Keir Starmer considera que é necessário “dignidade e respeito” para as pessoas terem um “emprego seguro”, admitindo, ainda assim, falhas no sistema, relacionando-as com o estado do serviço nacional de saúde (NHS). Já Rishi Sunak foi mais duro. “Existe um número de pessoas demasiado alto de baixa.
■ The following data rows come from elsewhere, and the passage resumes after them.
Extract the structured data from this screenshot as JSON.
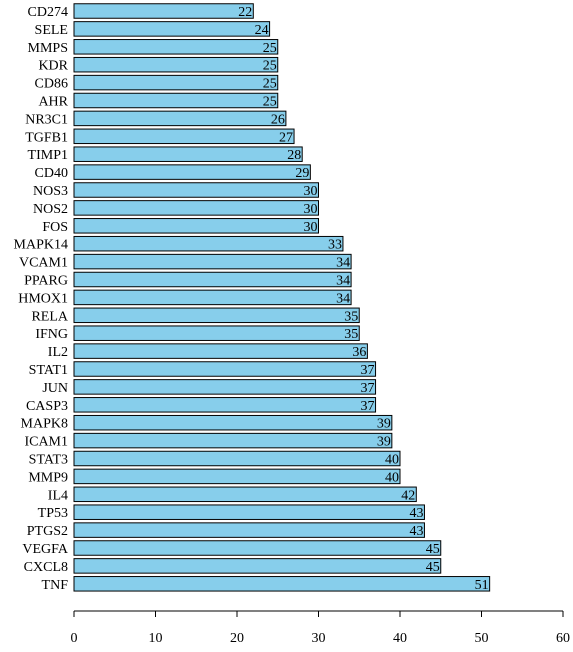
{
  "colors": {
    "bar_fill": "#87CEEB",
    "bar_stroke": "#000000"
  },
  "chart_data": {
    "type": "bar",
    "orientation": "horizontal",
    "categories": [
      "CD274",
      "SELE",
      "MMPS",
      "KDR",
      "CD86",
      "AHR",
      "NR3C1",
      "TGFB1",
      "TIMP1",
      "CD40",
      "NOS3",
      "NOS2",
      "FOS",
      "MAPK14",
      "VCAM1",
      "PPARG",
      "HMOX1",
      "RELA",
      "IFNG",
      "IL2",
      "STAT1",
      "JUN",
      "CASP3",
      "MAPK8",
      "ICAM1",
      "STAT3",
      "MMP9",
      "IL4",
      "TP53",
      "PTGS2",
      "VEGFA",
      "CXCL8",
      "TNF"
    ],
    "values": [
      22,
      24,
      25,
      25,
      25,
      25,
      26,
      27,
      28,
      29,
      30,
      30,
      30,
      33,
      34,
      34,
      34,
      35,
      35,
      36,
      37,
      37,
      37,
      39,
      39,
      40,
      40,
      42,
      43,
      43,
      45,
      45,
      51
    ],
    "title": "",
    "xlabel": "",
    "ylabel": "",
    "xlim": [
      0,
      60
    ],
    "xticks": [
      0,
      10,
      20,
      30,
      40,
      50,
      60
    ],
    "grid": false,
    "legend": "none"
  }
}
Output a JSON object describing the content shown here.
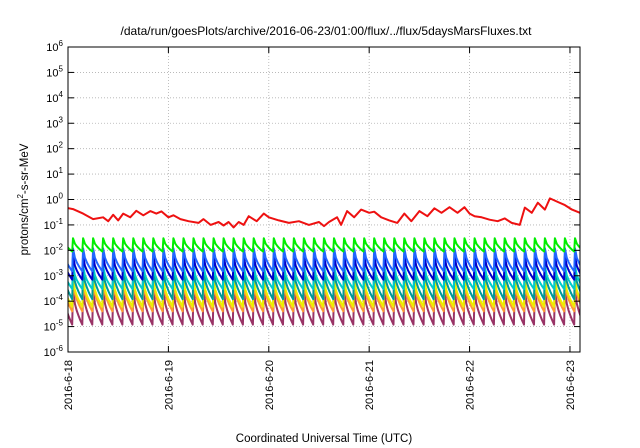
{
  "chart_data": {
    "type": "line",
    "title": "/data/run/goesPlots/archive/2016-06-23/01:00/flux/../flux/5daysMarsFluxes.txt",
    "xlabel": "Coordinated Universal Time (UTC)",
    "ylabel": {
      "base": "protons/cm",
      "sup": "2",
      "rest": "-s-sr-MeV"
    },
    "yscale": "log",
    "ylim": [
      -6,
      6
    ],
    "ytick_exponents": [
      -6,
      -5,
      -4,
      -3,
      -2,
      -1,
      0,
      1,
      2,
      3,
      4,
      5,
      6
    ],
    "ytick_base": "10",
    "xlim": [
      0,
      5.1
    ],
    "xticks": [
      {
        "x": 0,
        "label": "2016-6-18"
      },
      {
        "x": 1,
        "label": "2016-6-19"
      },
      {
        "x": 2,
        "label": "2016-6-20"
      },
      {
        "x": 3,
        "label": "2016-6-21"
      },
      {
        "x": 4,
        "label": "2016-6-22"
      },
      {
        "x": 5,
        "label": "2016-6-23"
      }
    ],
    "grid": true,
    "x_unit": "days since 2016-06-18 00:00 UTC",
    "sawtooth": {
      "start": -0.05,
      "step": 0.1,
      "count": 52
    },
    "series": [
      {
        "color": "#ee1111",
        "style": "wander",
        "points": [
          [
            -0.05,
            0.5
          ],
          [
            0.05,
            0.42
          ],
          [
            0.15,
            0.28
          ],
          [
            0.25,
            0.17
          ],
          [
            0.35,
            0.2
          ],
          [
            0.4,
            0.14
          ],
          [
            0.45,
            0.25
          ],
          [
            0.5,
            0.15
          ],
          [
            0.55,
            0.28
          ],
          [
            0.62,
            0.2
          ],
          [
            0.68,
            0.36
          ],
          [
            0.75,
            0.24
          ],
          [
            0.82,
            0.35
          ],
          [
            0.88,
            0.28
          ],
          [
            0.93,
            0.34
          ],
          [
            1.0,
            0.2
          ],
          [
            1.05,
            0.24
          ],
          [
            1.12,
            0.17
          ],
          [
            1.2,
            0.14
          ],
          [
            1.3,
            0.12
          ],
          [
            1.35,
            0.17
          ],
          [
            1.42,
            0.1
          ],
          [
            1.5,
            0.13
          ],
          [
            1.55,
            0.095
          ],
          [
            1.6,
            0.13
          ],
          [
            1.65,
            0.08
          ],
          [
            1.7,
            0.13
          ],
          [
            1.75,
            0.1
          ],
          [
            1.8,
            0.22
          ],
          [
            1.88,
            0.14
          ],
          [
            1.95,
            0.28
          ],
          [
            2.0,
            0.2
          ],
          [
            2.1,
            0.15
          ],
          [
            2.2,
            0.12
          ],
          [
            2.3,
            0.14
          ],
          [
            2.4,
            0.1
          ],
          [
            2.5,
            0.13
          ],
          [
            2.55,
            0.09
          ],
          [
            2.6,
            0.13
          ],
          [
            2.68,
            0.2
          ],
          [
            2.72,
            0.1
          ],
          [
            2.78,
            0.35
          ],
          [
            2.85,
            0.2
          ],
          [
            2.92,
            0.4
          ],
          [
            3.0,
            0.3
          ],
          [
            3.05,
            0.33
          ],
          [
            3.12,
            0.2
          ],
          [
            3.2,
            0.15
          ],
          [
            3.28,
            0.12
          ],
          [
            3.35,
            0.28
          ],
          [
            3.42,
            0.14
          ],
          [
            3.5,
            0.35
          ],
          [
            3.58,
            0.22
          ],
          [
            3.65,
            0.45
          ],
          [
            3.72,
            0.3
          ],
          [
            3.8,
            0.5
          ],
          [
            3.88,
            0.3
          ],
          [
            3.95,
            0.5
          ],
          [
            4.0,
            0.28
          ],
          [
            4.05,
            0.22
          ],
          [
            4.12,
            0.2
          ],
          [
            4.2,
            0.16
          ],
          [
            4.28,
            0.14
          ],
          [
            4.35,
            0.18
          ],
          [
            4.42,
            0.12
          ],
          [
            4.5,
            0.1
          ],
          [
            4.55,
            0.48
          ],
          [
            4.62,
            0.3
          ],
          [
            4.68,
            0.75
          ],
          [
            4.75,
            0.4
          ],
          [
            4.8,
            1.1
          ],
          [
            4.88,
            0.8
          ],
          [
            4.95,
            0.6
          ],
          [
            5.02,
            0.4
          ],
          [
            5.1,
            0.3
          ]
        ]
      },
      {
        "color": "#00ee00",
        "style": "saw",
        "peak": 0.03,
        "trough": 0.009
      },
      {
        "color": "#2266ff",
        "style": "saw",
        "peak": 0.012,
        "trough": 0.0015
      },
      {
        "color": "#0000cc",
        "style": "saw",
        "peak": 0.006,
        "trough": 0.0007
      },
      {
        "color": "#00cccc",
        "style": "saw",
        "peak": 0.0025,
        "trough": 0.0003
      },
      {
        "color": "#009999",
        "style": "saw",
        "peak": 0.0018,
        "trough": 0.00012
      },
      {
        "color": "#eeee00",
        "style": "saw",
        "peak": 0.0008,
        "trough": 6e-05
      },
      {
        "color": "#ff9933",
        "style": "saw",
        "peak": 0.0006,
        "trough": 4e-05
      },
      {
        "color": "#993366",
        "style": "saw",
        "peak": 0.0003,
        "trough": 1.2e-05
      }
    ]
  }
}
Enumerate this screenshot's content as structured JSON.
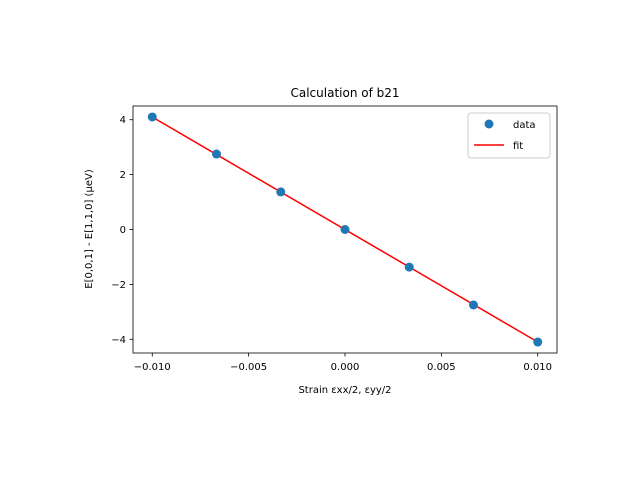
{
  "chart_data": {
    "type": "scatter",
    "title": "Calculation of b21",
    "xlabel": "Strain εxx/2, εyy/2",
    "ylabel": "E[0,0,1] - E[1,1,0] (μeV)",
    "xlim": [
      -0.011,
      0.011
    ],
    "ylim": [
      -4.5,
      4.5
    ],
    "xticks": [
      -0.01,
      -0.005,
      0.0,
      0.005,
      0.01
    ],
    "xtick_labels": [
      "−0.010",
      "−0.005",
      "0.000",
      "0.005",
      "0.010"
    ],
    "yticks": [
      4,
      2,
      0,
      -2,
      -4
    ],
    "ytick_labels": [
      "4",
      "2",
      "0",
      "−2",
      "−4"
    ],
    "grid": false,
    "legend_position": "top-right",
    "series": [
      {
        "name": "data",
        "kind": "scatter",
        "color": "#1f77b4",
        "x": [
          -0.01,
          -0.006667,
          -0.003333,
          0.0,
          0.003333,
          0.006667,
          0.01
        ],
        "y": [
          4.1,
          2.75,
          1.37,
          0.0,
          -1.37,
          -2.75,
          -4.1
        ]
      },
      {
        "name": "fit",
        "kind": "line",
        "color": "#ff0000",
        "x": [
          -0.01,
          0.01
        ],
        "y": [
          4.1,
          -4.1
        ]
      }
    ]
  }
}
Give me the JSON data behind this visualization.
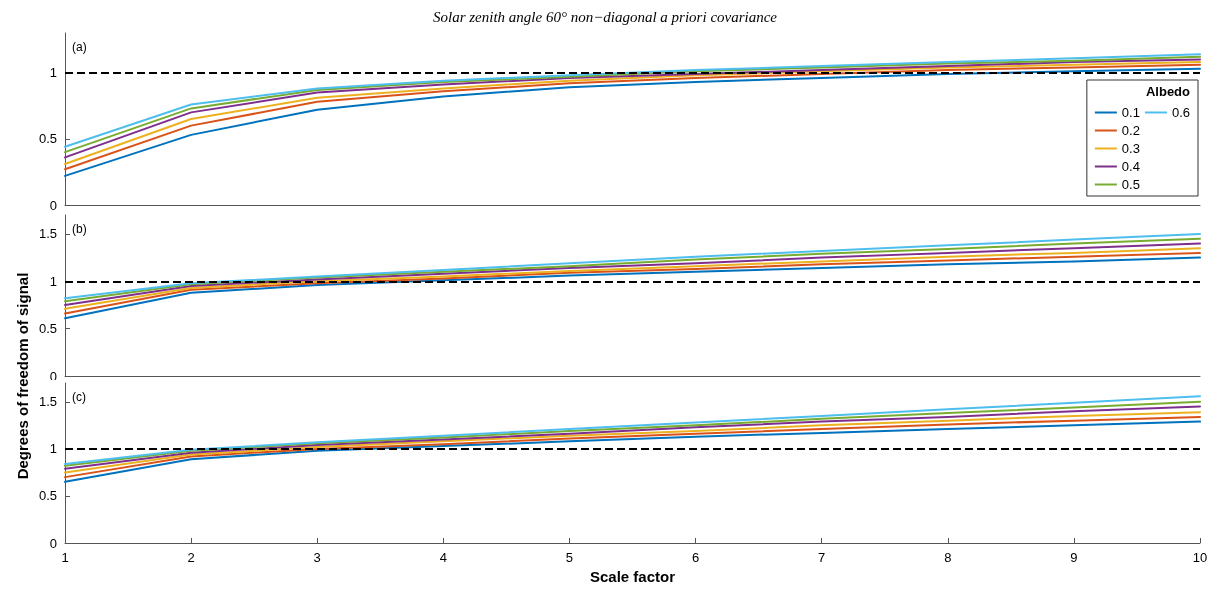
{
  "chart_data": [
    {
      "type": "line",
      "title": "Solar zenith angle 60° non−diagonal a priori covariance",
      "legend_title": "Albedo",
      "legend": "right",
      "annotations": [
        "(a)"
      ],
      "tick_labels": "y",
      "marker": "none",
      "line_style": "solid",
      "grid": false,
      "x": [
        1,
        2,
        3,
        4,
        5,
        6,
        7,
        8,
        9,
        10
      ],
      "xlim": [
        1,
        10
      ],
      "xticks": [
        1,
        2,
        3,
        4,
        5,
        6,
        7,
        8,
        9,
        10
      ],
      "ylim": [
        0,
        1.3
      ],
      "yticks": [
        0,
        0.5,
        1
      ],
      "ref_lines": [
        {
          "axis": "y",
          "value": 1,
          "label": null,
          "color": "#000000",
          "line_style": "dashed"
        }
      ],
      "series": [
        {
          "name": "0.1",
          "color": "#0072bd",
          "values": [
            0.22,
            0.53,
            0.72,
            0.82,
            0.89,
            0.93,
            0.96,
            0.99,
            1.01,
            1.03
          ]
        },
        {
          "name": "0.2",
          "color": "#d95319",
          "values": [
            0.27,
            0.6,
            0.78,
            0.86,
            0.92,
            0.96,
            0.99,
            1.02,
            1.04,
            1.06
          ]
        },
        {
          "name": "0.3",
          "color": "#edb120",
          "values": [
            0.31,
            0.65,
            0.81,
            0.88,
            0.94,
            0.98,
            1.01,
            1.04,
            1.06,
            1.08
          ]
        },
        {
          "name": "0.4",
          "color": "#7e2f8e",
          "values": [
            0.36,
            0.7,
            0.85,
            0.91,
            0.96,
            0.99,
            1.02,
            1.05,
            1.08,
            1.1
          ]
        },
        {
          "name": "0.5",
          "color": "#77ac30",
          "values": [
            0.4,
            0.73,
            0.87,
            0.93,
            0.97,
            1.01,
            1.04,
            1.07,
            1.09,
            1.12
          ]
        },
        {
          "name": "0.6",
          "color": "#4dbeee",
          "values": [
            0.44,
            0.76,
            0.88,
            0.94,
            0.98,
            1.02,
            1.05,
            1.08,
            1.11,
            1.14
          ]
        }
      ]
    },
    {
      "type": "line",
      "ylabel": "Degrees of freedom of signal",
      "annotations": [
        "(b)"
      ],
      "tick_labels": "y",
      "marker": "none",
      "line_style": "solid",
      "grid": false,
      "x": [
        1,
        2,
        3,
        4,
        5,
        6,
        7,
        8,
        9,
        10
      ],
      "xlim": [
        1,
        10
      ],
      "xticks": [
        1,
        2,
        3,
        4,
        5,
        6,
        7,
        8,
        9,
        10
      ],
      "ylim": [
        0,
        1.7
      ],
      "yticks": [
        0,
        0.5,
        1,
        1.5
      ],
      "ref_lines": [
        {
          "axis": "y",
          "value": 1,
          "label": null,
          "color": "#000000",
          "line_style": "dashed"
        }
      ],
      "series": [
        {
          "color": "#0072bd",
          "values": [
            0.61,
            0.88,
            0.96,
            1.01,
            1.06,
            1.1,
            1.14,
            1.18,
            1.21,
            1.25
          ]
        },
        {
          "color": "#d95319",
          "values": [
            0.66,
            0.91,
            0.98,
            1.03,
            1.09,
            1.13,
            1.18,
            1.22,
            1.26,
            1.3
          ]
        },
        {
          "color": "#edb120",
          "values": [
            0.71,
            0.93,
            1.0,
            1.05,
            1.11,
            1.16,
            1.21,
            1.26,
            1.3,
            1.35
          ]
        },
        {
          "color": "#7e2f8e",
          "values": [
            0.75,
            0.95,
            1.02,
            1.08,
            1.14,
            1.19,
            1.25,
            1.3,
            1.35,
            1.4
          ]
        },
        {
          "color": "#77ac30",
          "values": [
            0.79,
            0.97,
            1.04,
            1.1,
            1.16,
            1.23,
            1.29,
            1.34,
            1.4,
            1.45
          ]
        },
        {
          "color": "#4dbeee",
          "values": [
            0.82,
            0.98,
            1.05,
            1.12,
            1.19,
            1.26,
            1.32,
            1.38,
            1.44,
            1.5
          ]
        }
      ]
    },
    {
      "type": "line",
      "xlabel": "Scale factor",
      "annotations": [
        "(c)"
      ],
      "marker": "none",
      "line_style": "solid",
      "grid": false,
      "x": [
        1,
        2,
        3,
        4,
        5,
        6,
        7,
        8,
        9,
        10
      ],
      "xlim": [
        1,
        10
      ],
      "xticks": [
        1,
        2,
        3,
        4,
        5,
        6,
        7,
        8,
        9,
        10
      ],
      "ylim": [
        0,
        1.7
      ],
      "yticks": [
        0,
        0.5,
        1,
        1.5
      ],
      "ref_lines": [
        {
          "axis": "y",
          "value": 1,
          "label": null,
          "color": "#000000",
          "line_style": "dashed"
        }
      ],
      "series": [
        {
          "color": "#0072bd",
          "values": [
            0.65,
            0.89,
            0.98,
            1.03,
            1.08,
            1.13,
            1.17,
            1.21,
            1.25,
            1.29
          ]
        },
        {
          "color": "#d95319",
          "values": [
            0.7,
            0.92,
            1.0,
            1.05,
            1.11,
            1.16,
            1.21,
            1.26,
            1.3,
            1.34
          ]
        },
        {
          "color": "#edb120",
          "values": [
            0.75,
            0.94,
            1.02,
            1.08,
            1.14,
            1.19,
            1.25,
            1.3,
            1.35,
            1.39
          ]
        },
        {
          "color": "#7e2f8e",
          "values": [
            0.79,
            0.96,
            1.04,
            1.1,
            1.16,
            1.23,
            1.29,
            1.34,
            1.4,
            1.45
          ]
        },
        {
          "color": "#77ac30",
          "values": [
            0.82,
            0.98,
            1.06,
            1.12,
            1.19,
            1.25,
            1.32,
            1.38,
            1.44,
            1.5
          ]
        },
        {
          "color": "#4dbeee",
          "values": [
            0.84,
            0.99,
            1.07,
            1.14,
            1.21,
            1.28,
            1.35,
            1.42,
            1.49,
            1.56
          ]
        }
      ]
    }
  ]
}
Temos de fazer alguma coisa”, afirmou, acrescentando que foi apresentado um “plano para reformar a Segurança Social”. “Keir Starmer opôs-se a tudo o que propus.”
Outro dos temas que incomodou igualmente os dois líderes partidários foi o das apostas feitas por elementos dos partidos para estas eleições que apostavam em si (ou mesmo contra si). Rishi Sunak foi o primeiro a comentar o assunto e disse que “compreende a fúria” dos cidadãos: “Fiquei furioso quando conheci as alegações”. O primeiro-ministro recordou que os conservadores abriram uma investigação e inquérito, mas não elaborou. “Suspendemos dois candidatos”, frisou.
Por seu turno, Keir Starmer também condenou os movimentos das apostas, assegurando que fez e que “fará de tudo” para suspender os candidatos que estão envolvidos neste escândalo. O trabalhista aproveitou para recordar outra polémica, insistindo que Rishi Sunak foi “condenado” por quebrar as regras durante a pandemia da Covid-19, sendo que este episódio demonstra a falta de “integridade” do primeiro-ministro.
Depois dos conservadores, trabalhistas suspendem candidato que apostou contra si próprio
No final do debate, Rishi Sunak pediu mais uma oportunidade aos eleitores, avisando para as “consequências profundas” que uma vitória trabalhista terá, nomeadamente o pagamento de mais impostos. Neste momento, Keir Starmer exaltou-se e atirou um “mentira”. Depois, apresentou o seu melhor trunfo eleitoral: “Tivemos 14 anos de caos. Vamos reconstruir o país. Dia 4 de julho, votem na mudança, votem Labour”.